I would caution however that the way software engineering is now taught strongly encourages making mountains out of molehills. Rather than just getting it done, folks are taught to create a class hierarchy, with as many layers of abstraction as they can make, with services, interface specifications, plugins, and everything under the sun. They are not taught to use these things as sparingly as possible.
The result is monstrously overcomplicated software that is much harder to optimize because it is much more complicated to change.
I think the only way to avoid this is to get a lot of experience doing performance tuning and in that way come to recognize the design approaches that lead to this overcomplication. (Such as: an over-emphasis on classes and data structure.)
Here is an example of tuning an application that has been written in the way that is generally taught.

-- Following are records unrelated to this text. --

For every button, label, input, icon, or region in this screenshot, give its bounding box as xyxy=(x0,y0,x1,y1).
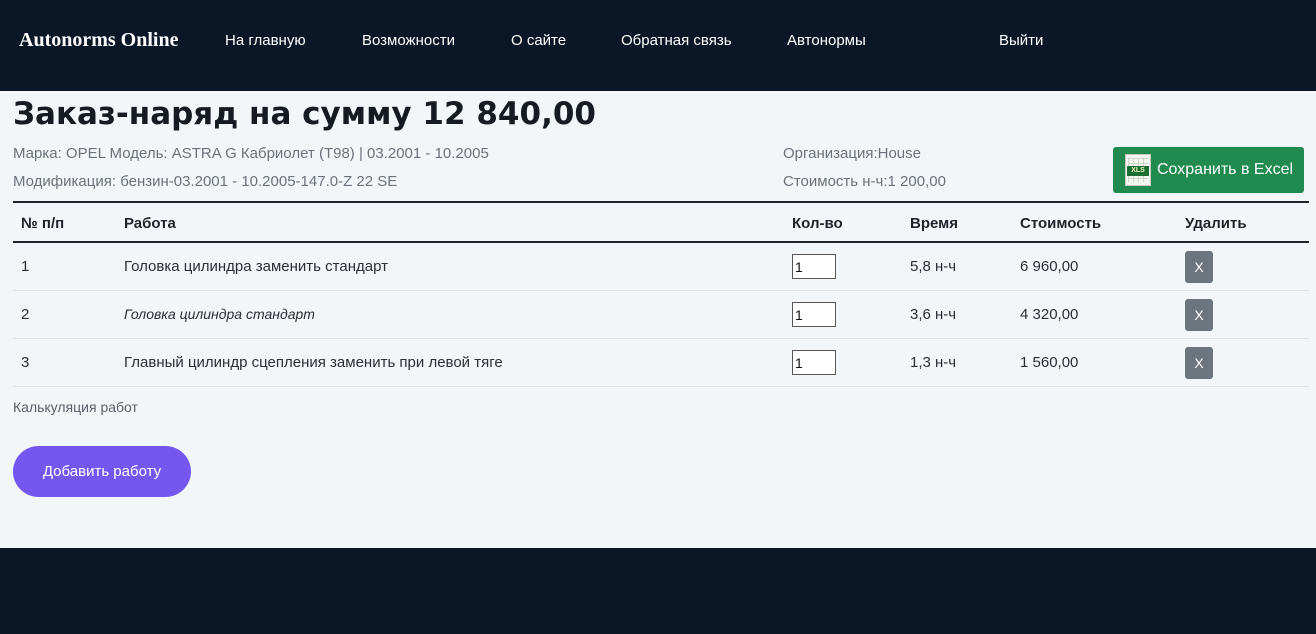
car-model-info: Марка: OPEL Модель: ASTRA G Кабриолет (T… xyxy=(13,145,489,162)
header-cost: Стоимость xyxy=(1020,215,1102,232)
delete-row-button[interactable]: X xyxy=(1185,299,1213,331)
excel-file-icon: XLS xyxy=(1125,154,1151,186)
row-work: Головка цилиндра заменить стандарт xyxy=(124,258,388,275)
row-time: 1,3 н-ч xyxy=(910,354,957,371)
table-row: 1 Головка цилиндра заменить стандарт 5,8… xyxy=(13,243,1309,291)
header-time: Время xyxy=(910,215,958,232)
site-logo[interactable]: Autonorms Online xyxy=(19,29,178,52)
header-num: № п/п xyxy=(21,215,65,232)
delete-row-button[interactable]: X xyxy=(1185,347,1213,379)
header-delete: Удалить xyxy=(1185,215,1247,232)
works-table: № п/п Работа Кол-во Время Стоимость Удал… xyxy=(13,201,1309,387)
nav-feedback[interactable]: Обратная связь xyxy=(621,32,732,49)
nav-autonorms[interactable]: Автонормы xyxy=(787,32,866,49)
row-time: 3,6 н-ч xyxy=(910,306,957,323)
row-time: 5,8 н-ч xyxy=(910,258,957,275)
table-row: 3 Главный цилиндр сцепления заменить при… xyxy=(13,339,1309,387)
row-num: 2 xyxy=(21,306,30,323)
save-excel-label: Сохранить в Excel xyxy=(1157,161,1294,178)
quantity-input[interactable] xyxy=(792,302,836,327)
nav-home[interactable]: На главную xyxy=(225,32,306,49)
nav-about[interactable]: О сайте xyxy=(511,32,566,49)
page-title: Заказ-наряд на сумму 12 840,00 xyxy=(13,96,596,132)
row-num: 1 xyxy=(21,258,30,275)
row-cost: 1 560,00 xyxy=(1020,354,1079,371)
header-work: Работа xyxy=(124,215,176,232)
quantity-input[interactable] xyxy=(792,350,836,375)
delete-row-button[interactable]: X xyxy=(1185,251,1213,283)
nav-logout[interactable]: Выйти xyxy=(999,32,1043,49)
row-work: Главный цилиндр сцепления заменить при л… xyxy=(124,354,503,371)
row-cost: 4 320,00 xyxy=(1020,306,1079,323)
top-navbar: Autonorms Online На главную Возможности … xyxy=(0,0,1316,91)
organization-info: Организация:House xyxy=(783,145,921,162)
row-cost: 6 960,00 xyxy=(1020,258,1079,275)
header-qty: Кол-во xyxy=(792,215,843,232)
row-num: 3 xyxy=(21,354,30,371)
hour-rate-info: Стоимость н-ч:1 200,00 xyxy=(783,173,946,190)
add-work-button[interactable]: Добавить работу xyxy=(13,446,191,497)
row-work: Головка цилиндра стандарт xyxy=(124,306,315,322)
calculation-link[interactable]: Калькуляция работ xyxy=(13,399,138,415)
nav-features[interactable]: Возможности xyxy=(362,32,455,49)
car-modification-info: Модификация: бензин-03.2001 - 10.2005-14… xyxy=(13,173,398,190)
save-excel-button[interactable]: XLS Сохранить в Excel xyxy=(1113,147,1304,193)
table-header: № п/п Работа Кол-во Время Стоимость Удал… xyxy=(13,201,1309,243)
table-row: 2 Головка цилиндра стандарт 3,6 н-ч 4 32… xyxy=(13,291,1309,339)
main-content: Заказ-наряд на сумму 12 840,00 Марка: OP… xyxy=(0,91,1316,548)
quantity-input[interactable] xyxy=(792,254,836,279)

I will give a little story about something that happened to me, but not really an answer.
I am developing a project for a client where one part of it is processing very large scans (images) on the server. When i wrote it i was looking for functionality, but i thought of several ways to optimize the code so it was faster and used less memory.
Now an issue has arisen. During Demos to potential clients for this software and beta testing, on the demo unit (self contained laptop) it fails due to too much memory being used. It also fails on the dev server with really large files.
So was it an optimization, or was it a known future bug. Do i fix it or oprtimize it now? well, that is to be determined as their are other priorities as well.
It just makes me wish I did spend the time to reoptimize the code earlier on.
Think about the operational scenarios. ( use cases)
Say that we're making a pizza-shop finder gizmo.
The user turns on the machine. It has to show him the nearest Pizza shop in meaningful time. It Turns out our users want to know fast: in under 15 seconds.
So now, any idea you have, you think: is this going to ever, realistically run in some time less than 15 seconds, less all other time spend doing important stuff..
Or you're a trading system: accurate sums. Less than a millisecond per trade if you can, please. (They'd probably accept 10ms), so , agian: you look at every idea from the relevant scenarios point of view.
Say it's a phone app: has to start in under (how many seconds)
Demonstrations to customers fomr laptops are ALWAYS a scenario. We've got to sell the product.
Maintenance, where some person upgrades the thing are ALWAYS a scenario.
So now, as an example: all the hard, AI heavy, lisp-customized approaches are not suitable.
Or for different strokes, the XML server configuration file is not user friendly enough.
See how that helps.
If I'm concerned about the codes ability to handle data growth, before I get too far along I try to set up sample data sets in large chunk increments to test it with like:
1000 records
10000 records
100000 records
1000000 records
and see where it breaks or becomes un-usable. Then you can decide based on real data if you need to optimize or re-design the core algorithms.